Exfiltration of data over DNS and maintaining tunneled command and control communications for malware is one of the critical attacks exploited by cyber-attackers against enterprise networks to fetch valuable and sensitive data from their networks since DNS traffic is allowed to pass through firewalls by default, attackers can encode valuable information in DNS queries without fear of being detected.
In this project, we introduce a real-time mechanism to detect exfiltration and tunneling of data over DNS through training a machine learning model that is capable of detecting anomalies in DNS queries.

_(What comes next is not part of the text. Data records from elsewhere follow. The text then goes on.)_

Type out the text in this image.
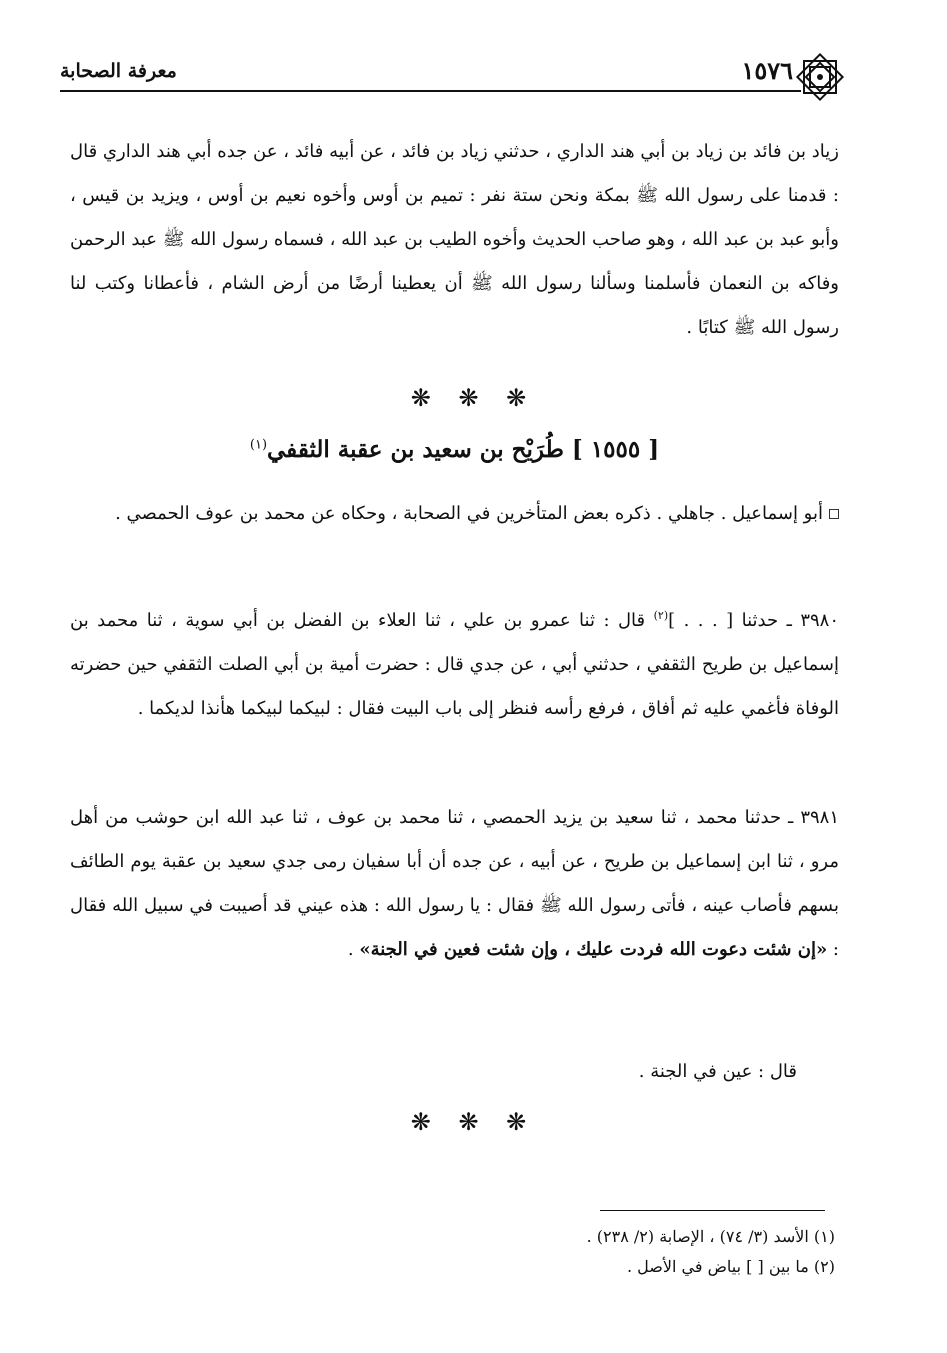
معرفة الصحابة	١٥٧٦
زياد بن فائد بن زياد بن أبي هند الداري ، حدثني زياد بن فائد ، عن أبيه فائد ، عن جده أبي هند الداري قال : قدمنا على رسول الله ﷺ بمكة ونحن ستة نفر : تميم بن أوس وأخوه نعيم بن أوس ، ويزيد بن قيس ، وأبو عبد بن عبد الله ، وهو صاحب الحديث وأخوه الطيب بن عبد الله ، فسماه رسول الله ﷺ عبد الرحمن وفاكه بن النعمان فأسلمنا وسألنا رسول الله ﷺ أن يعطينا أرضًا من أرض الشام ، فأعطانا وكتب لنا رسول الله ﷺ كتابًا .
❋ ❋ ❋
[ ١٥٥٥ ] طُرَيْح بن سعيد بن عقبة الثقفي$^{(١)}$
أبو إسماعيل . جاهلي . ذكره بعض المتأخرين في الصحابة ، وحكاه عن محمد بن عوف الحمصي .
٣٩٨٠ ـ حدثنا [ . . . ]$^{(٢)}$ قال : ثنا عمرو بن علي ، ثنا العلاء بن الفضل بن أبي سوية ، ثنا محمد بن إسماعيل بن طريح الثقفي ، حدثني أبي ، عن جدي قال : حضرت أمية بن أبي الصلت الثقفي حين حضرته الوفاة فأغمي عليه ثم أفاق ، فرفع رأسه فنظر إلى باب البيت فقال : لبيكما لبيكما هأنذا لديكما .
٣٩٨١ ـ حدثنا محمد ، ثنا سعيد بن يزيد الحمصي ، ثنا محمد بن عوف ، ثنا عبد الله ابن حوشب من أهل مرو ، ثنا ابن إسماعيل بن طريح ، عن أبيه ، عن جده أن أبا سفيان رمى جدي سعيد بن عقبة يوم الطائف بسهم فأصاب عينه ، فأتى رسول الله ﷺ فقال : يا رسول الله : هذه عيني قد أصيبت في سبيل الله فقال : «إن شئت دعوت الله فردت عليك ، وإن شئت فعين في الجنة» .
قال : عين في الجنة .
❋ ❋ ❋
(١) الأسد (٣/ ٧٤) ، الإصابة (٢/ ٢٣٨) .
(٢) ما بين [ ] بياض في الأصل .
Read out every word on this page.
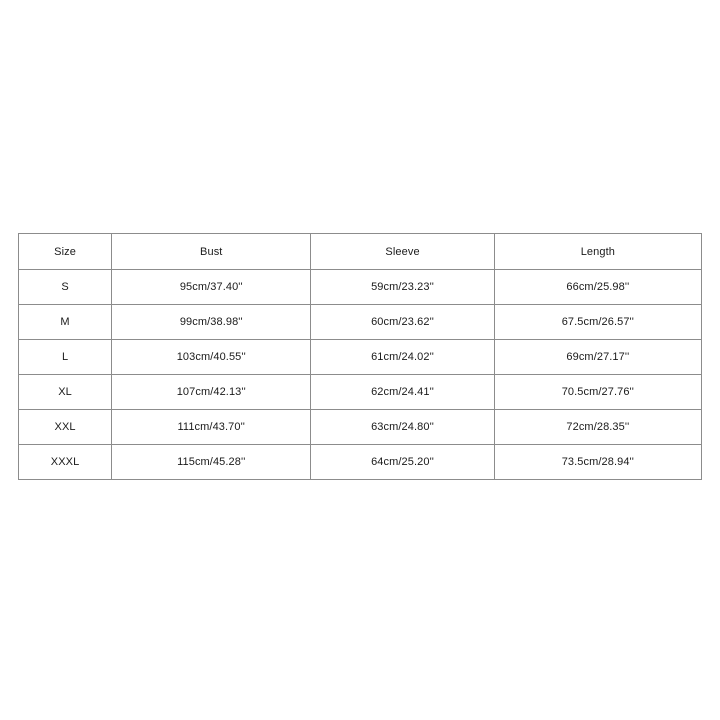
Size	Bust	Sleeve	Length
S	95cm/37.40''	59cm/23.23''	66cm/25.98''
M	99cm/38.98''	60cm/23.62''	67.5cm/26.57''
L	103cm/40.55''	61cm/24.02''	69cm/27.17''
XL	107cm/42.13''	62cm/24.41''	70.5cm/27.76''
XXL	111cm/43.70''	63cm/24.80''	72cm/28.35''
XXXL	115cm/45.28''	64cm/25.20''	73.5cm/28.94''
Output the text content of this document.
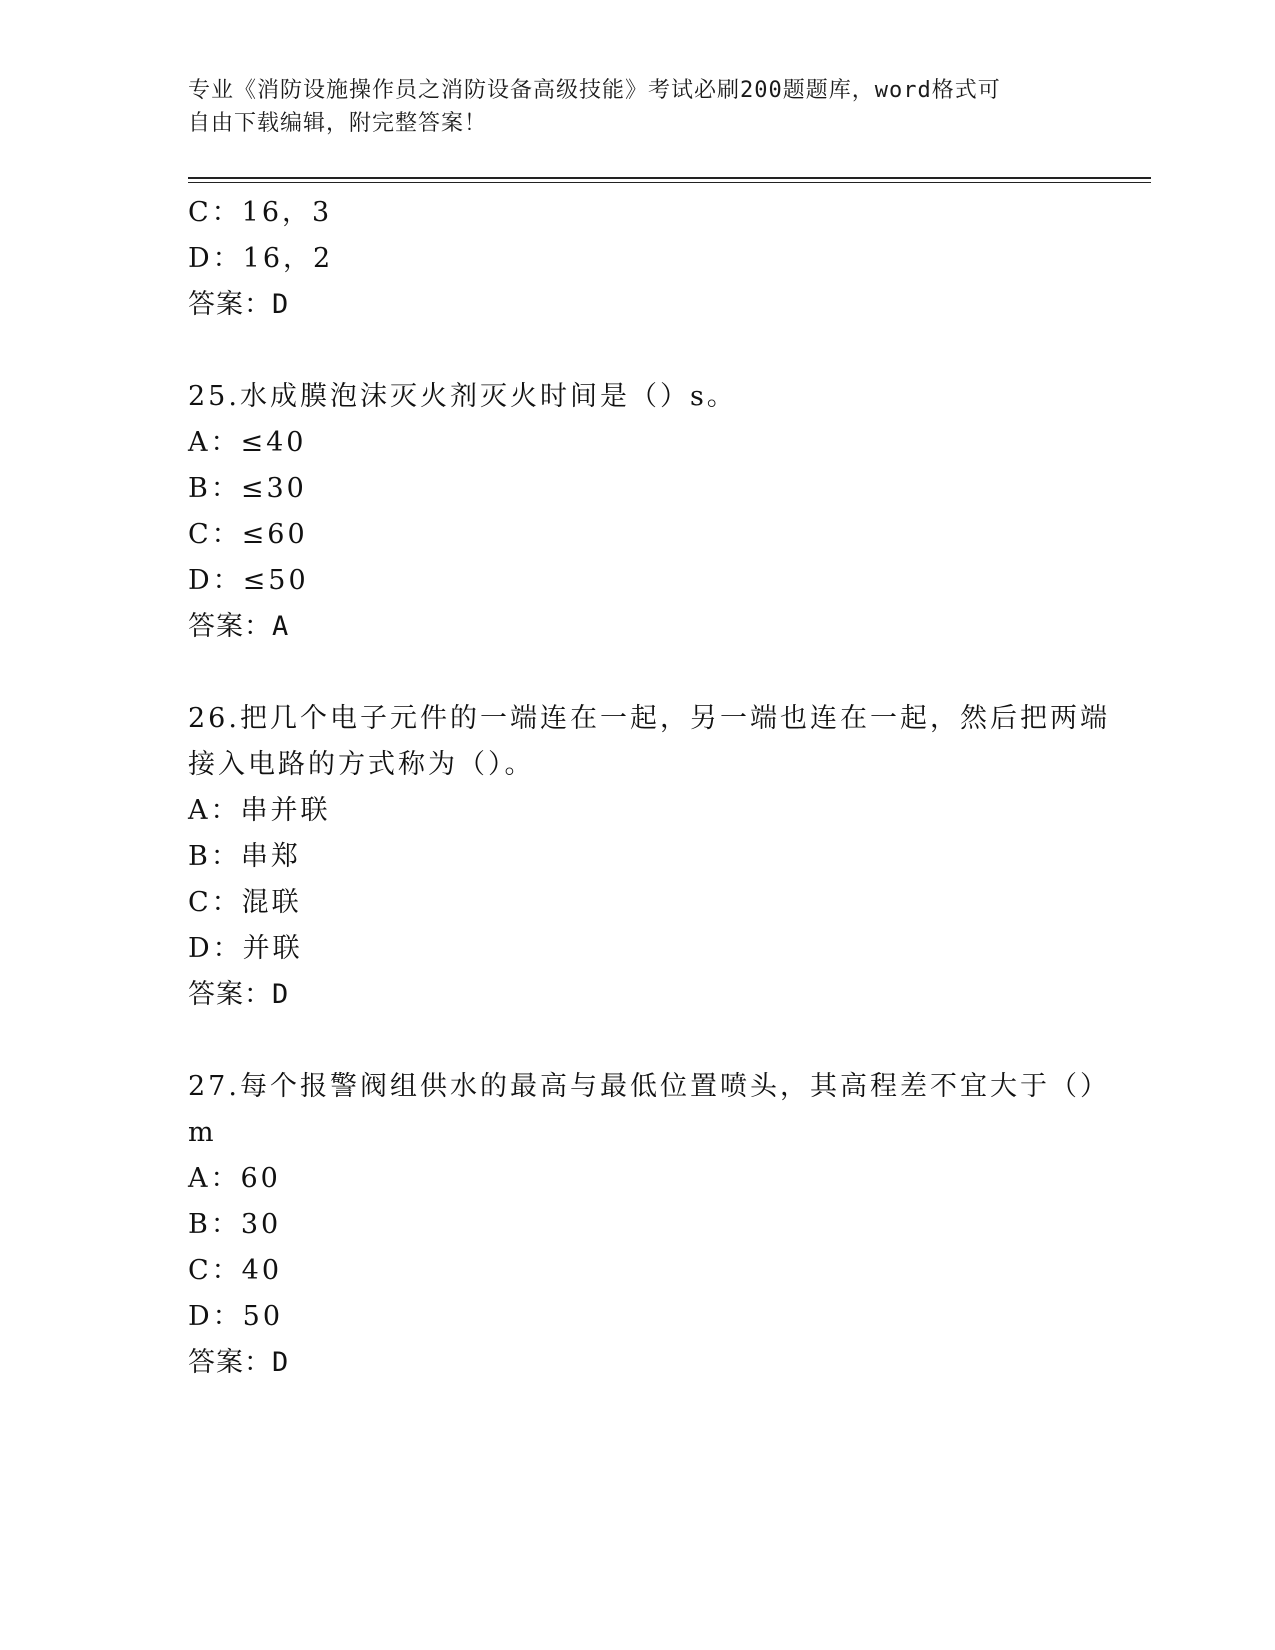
专业《消防设施操作员之消防设备高级技能》考试必刷200题题库，word格式可
自由下载编辑，附完整答案！
C：16，3
D：16，2
答案：D
25.水成膜泡沫灭火剂灭火时间是（）s。
A：≤40
B：≤30
C：≤60
D：≤50
答案：A
26.把几个电子元件的一端连在一起，另一端也连在一起，然后把两端
接入电路的方式称为（）。
A：串并联
B：串郑
C：混联
D：并联
答案：D
27.每个报警阀组供水的最高与最低位置喷头，其高程差不宜大于（）
m
A：60
B：30
C：40
D：50
答案：D
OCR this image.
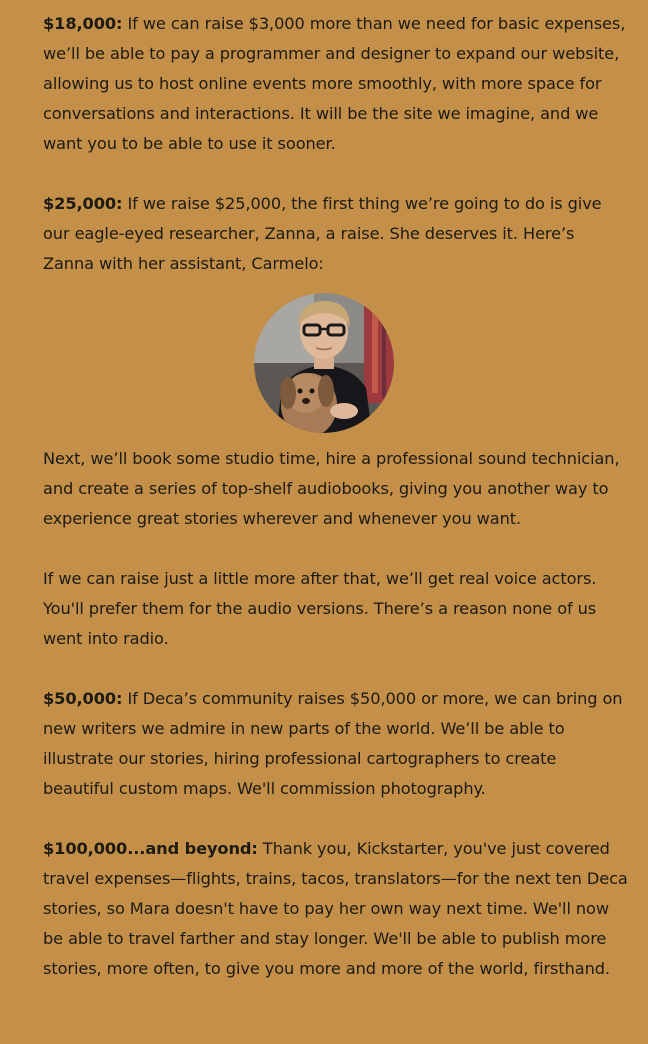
$18,000: If we can raise $3,000 more than we need for basic expenses, we’ll be able to pay a programmer and designer to expand our website, allowing us to host online events more smoothly, with more space for conversations and interactions. It will be the site we imagine, and we want you to be able to use it sooner.

$25,000: If we raise $25,000, the first thing we’re going to do is give our eagle-eyed researcher, Zanna, a raise. She deserves it. Here’s Zanna with her assistant, Carmelo:

Next, we’ll book some studio time, hire a professional sound technician, and create a series of top-shelf audiobooks, giving you another way to experience great stories wherever and whenever you want.

If we can raise just a little more after that, we’ll get real voice actors. You'll prefer them for the audio versions. There’s a reason none of us went into radio.

$50,000: If Deca’s community raises $50,000 or more, we can bring on new writers we admire in new parts of the world. We’ll be able to illustrate our stories, hiring professional cartographers to create beautiful custom maps. We'll commission photography.

$100,000...and beyond: Thank you, Kickstarter, you've just covered travel expenses—flights, trains, tacos, translators—for the next ten Deca stories, so Mara doesn't have to pay her own way next time. We'll now be able to travel farther and stay longer. We'll be able to publish more stories, more often, to give you more and more of the world, firsthand.
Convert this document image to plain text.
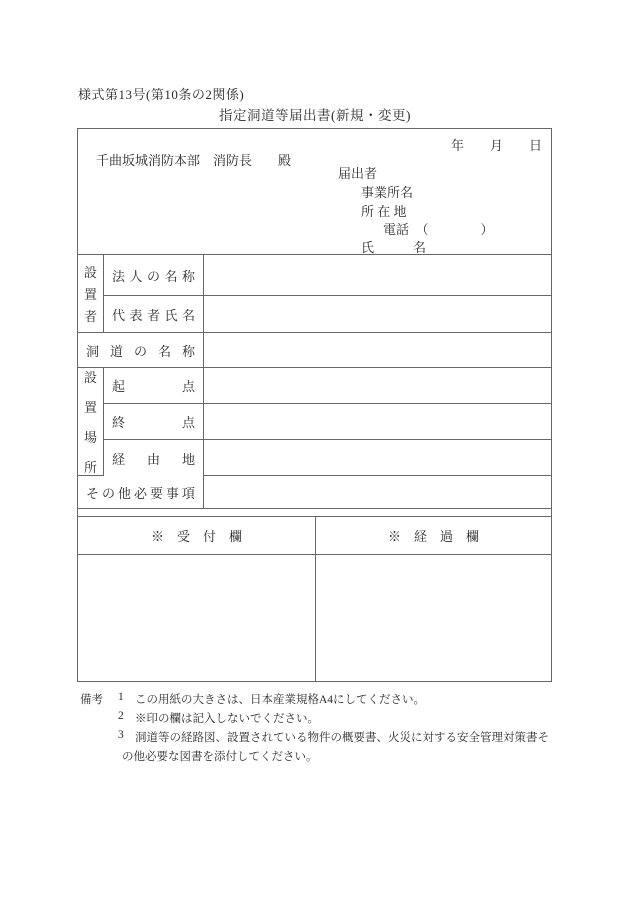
様式第13号(第10条の2関係)
指定洞道等届出書(新規・変更)
年　　月　　日
千曲坂城消防本部　消防長　　殿
届出者
事業所名
所 在 地
電話　（　　　　）
氏　　　名
設
置
者
法 人 の 名 称
代 表 者 氏 名
洞 道 の 名 称
設
置
場
所
起	点
終	点
経 由 地
そ の 他 必 要 事 項
※　受　付　欄	※　経　過　欄
備考 1 この用紙の大きさは、日本産業規格A4にしてください。
2 ※印の欄は記入しないでください。
3 洞道等の経路図、設置されている物件の概要書、火災に対する安全管理対策書そ
の他必要な図書を添付してください。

The three models have the same accuracy and f1-score for both classes. A reasonable way to select the champion model is based on the number and cost of false negatives and false positives. Our solution should put more weight on false negatives as the cost of classifying a malicious DNS query as benign is more than the cost of classifying a benign DNS query as malicious and therefore we will select the model that has reasonable false negatives and false positives. Based on this criteria our champion model is XGBoost.
We searched for the best hyperparameters using randomized search and obtained a little higher accuracy with the new parameters but also false negatives increased to 53 instead of 25 and so we used the default hyperparameter values instead.
The highest accuracy we could get is 82%, we can increase this accuracy using stateful features in addition to our stateless features. As we can see DNS exfiltration detection is achievable easily using machine learning algorithms having the advantage of real-time fast detection but as everything comes with a cost, we “must” tune our model regularly to keep its accuracy and evaluation metrics high and to enhance the model further.